MANCHESTER, Connecticut (AP) — Hospitals and clinics in several states on Friday began the time-consuming process of recovering from a cyberattack that disrupted their computer systems, forcing some emergency rooms to shut down and ambulances to be diverted.

Many primary care services at facilities run by Prospect Medical Holdings remained closed on Friday as security experts worked to determine the extent of the problem and resolve it.

John Riggi, the American Hospital Association’s national advisory for cybersecurity and risk, said the recovery process can often take weeks, with hospitals in the meantime reverting to paper systems and humans to do things such as monitor equipment and run records between departments.

“These are threat-to-life crimes, which risk not only the safety of the patients within the hospital, but also risk the safety of the entire community that depends on the availability of that emergency department to be there,” Riggi said.

The latest “data security incident” began Thursday at facilities operated by Prospect, which is based in California and has hospitals and clinics there and in Texas, Connecticut, Rhode Island and Pennsylvania.

“Upon learning of this, we took our systems offline to protect them and launched an investigation with the help of third-party cybersecurity specialists,” the company said in a statement Friday. “While our investigation continues, we are focused on addressing the pressing needs of our patients as we work diligently to return to normal operations as quickly as possible.”

The White House has been monitoring the cyberattack, said Adrienne Watson, a spokesperson for the National Security Council.

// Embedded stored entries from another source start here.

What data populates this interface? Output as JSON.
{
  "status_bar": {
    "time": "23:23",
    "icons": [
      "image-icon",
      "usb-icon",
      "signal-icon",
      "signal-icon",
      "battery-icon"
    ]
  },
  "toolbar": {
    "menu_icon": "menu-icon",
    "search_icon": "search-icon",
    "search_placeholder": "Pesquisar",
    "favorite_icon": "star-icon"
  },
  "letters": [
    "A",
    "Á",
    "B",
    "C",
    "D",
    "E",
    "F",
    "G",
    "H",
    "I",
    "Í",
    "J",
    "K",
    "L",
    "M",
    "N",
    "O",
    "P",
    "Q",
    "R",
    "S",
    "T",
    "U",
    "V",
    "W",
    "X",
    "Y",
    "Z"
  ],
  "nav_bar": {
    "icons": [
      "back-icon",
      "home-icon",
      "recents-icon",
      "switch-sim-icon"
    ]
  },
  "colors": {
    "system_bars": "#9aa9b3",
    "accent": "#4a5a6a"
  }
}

Watson also said in a statement that “the Department of Health and Human Services has been in contact with the company to offer federal assistance, and we are ready to provide support as needed to prevent any disruption to patient care as a result of this incident.”

In Connecticut, the emergency departments at Manchester Memorial and Rockville General hospital were closed for much of Thursday and patients were diverted to other nearby medical centers.

“We have a national Prospect team working and evaluating the impact of the attack on all of the organizations,” Jillian Menzel, chief operating officer for the Eastern Connecticut Health Network, said in a statement.

The FBI in Connecticut issued a statement saying it is working with “law enforcement partners and the victim entities” but could not comment further on an ongoing investigation.

The incident had all the hallmarks of an extortive ransomware but officials would neither confirm nor deny this. In such attacks, criminals steal sensitive data from targeted networks, activate encryption malware that paralyzes them and demand ransoms.

The FBI advises victims not to pay ransoms as there is no guarantee the stolen data won’t eventually be sold on dark web criminal forums. Riggi said paying ransoms also encourages the criminals and finances future attacks.

As a result of the attack, Elective surgeries, outpatient appointments, blood drives and other services were suspended, and while the emergency departments reopened late Thursday, many primary care services were closed on Friday, according to the Eastern Connecticut Health Network, which runs many of the Connecticut facilities. Patients were being contacted individually, according to the network’s website.

Similar disruptions also were reported at other facilities system-wide.